Me vestí con prisas y llegué a tiempo al supermercado. Justo en la puerta me di cuenta de que todavía llevaba las zapatillas puestas y tuve que asumir la vergüenza. Aunque quisiera, no tenía tiempo de volver a casa y cambiarme. Al principio no supe qué cara poner. ¿Tenía que poner cara de dignidad? ¿Esconderme de la gente? Quizás podría quedarme mirando los zapatos de los demás como si lo extraño fuera ir con calzado de calle. Decidí finalmente aparentar naturalidad, como si fuera lo más normal del mundo ir así. Con un poco de suerte, siendo grises quizá nadie se daría cuenta. Por supuesto, el niño que había detrás de mí en la cola de la caja necesitó comentárselo a su padre a gritos. Y señalándome con el dedo un buen rato. En cuanto estuvo todo pagado, me intenté alejar de allí tan deprisa que se me cayó una de las zapatillas y tuve que volver atrás para recuperarla. Como un tomate, me reí, la puse en su sitio y me largué.

Ya en casa coloqué los ingredientes sobre la encimera y me dispuse a cocinar. Por supuesto, siguiendo una receta de Youtube, aunque a Javier le diría que había aprendido a hacerlo de mi abuela. Para empezar, tuve que pelar las patatas y resultó más complicado de lo que esperaba, fue un suplicio y encima quedaron mal. Las dejé súper pequeñas y me hice un cortecito en la mano, aunque nada que una tirita no pudiera solucionar. Las corté en láminas demasiado gruesas y empeoré la situación al intentar arreglarlo. Los siguientes pasos fueron más sencillos. Las cociné a fuego lento y batí los huevos con gran profesionalidad. Hasta me puse el delantal, para sentirme como los cocineros de la tele.

Entonces, para pelar la cebolla, cogí el cuchillo más grande que tenía e hice una obra maestra. Por supuesto, empecé a llorar y todo el maquillaje que me había puesto con sumo cuidado horas antes se deslizó en mi mejilla dándome cierto aire gótico. Quise ir al baño a lavarme, pero temía que se me quemaran las patatas, así que seguí adelante. Me arreglaría antes de que Javier llegase. El siguiente paso, pochar la cebolla, pude realizarlo sin contratiempos y, cuando adquirió el color dorado que salía en el vídeo, la eché al huevo batido para que se mezclaran los sabores. Cuando las patatas estuvieron también, las escurrí y las mezclé con los huevos y la cebolla.

Entonces, según la receta, debía esperar quince minutos para seguir.

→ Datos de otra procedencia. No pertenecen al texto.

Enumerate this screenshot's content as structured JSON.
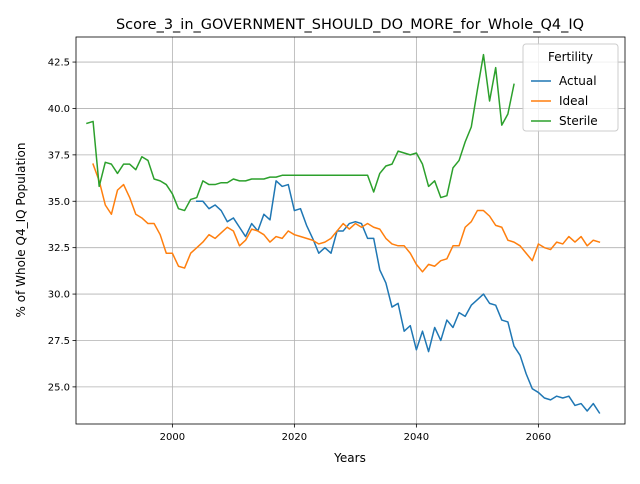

Perfecto, me dije, me puse a preparar una ensalada digna de Instagram, preparé la mesa y, por último, dejé la puerta entreabierta para que Javier pudiera entrar si llegaba pronto.

De nuevo en la cocina, empezó la fiesta. Tenía entendido que esta era la parte más difícil, pero el vídeo que miraba era muy instructivo. En cuanto el aceite estuvo caliente puse la mezcla. El olor que desprendió era fascinante y empecé a sentir mucha confianza, tenía la convicción de que la tortilla acabaría siendo todo un éxito. Cuando al girar la tortilla me salió justo como lo hacía la YouTuber que estaba imitando, me sentí capaz de todo. Me imaginé con mi propio canal de cocina y me dejé llevar.

—Y como podéis observar, la parte externa de la tortilla empezará a coger ese color característico. No os preocupéis que, si lo habéis hecho tal y como os lo he estado indicando, por dentro estará super jugosa —dije, en plena exhibición de carisma y talento a partes iguales. Cogí la sartén por el mango con naturalidad; le daría la vuelta a la tortilla en el aire y cuando saliera bien, me aplaudiría por ello.

—¡Qué bien huele! —dijo Javier, que acababa de entrar en la cocina.

Mi concentración, mi carisma y mi confianza, todo se esfumó al oírle, dejándome con la inercia que había tomado mi brazo. Del susto, además, incrementé la fuerza y la tortilla salió volando. En mi defensa debo decir que técnicamente tuve éxito, porque giró una vez en el aire. Por desgracia al caer no llegué a tiempo y se derramó en el abrigo del que quería que fuera mi novio. Grité y nos quedamos en silencio. Él, confuso, se quitó trocitos de tortilla de encima. Me miró muy serio y entonces se empezó a reír. Con toda la emoción me había olvidado de quitarme el maquillaje y con el sudor la situación había empeorado.

Al final la ensalada sí fue todo un éxito, aunque insistió en recordarme lo de la tortilla.

—Tendrías que haberla probado, estaba deliciosa.

Por suerte el domingo fue más sencillo, del desayuno ya se ocupó él.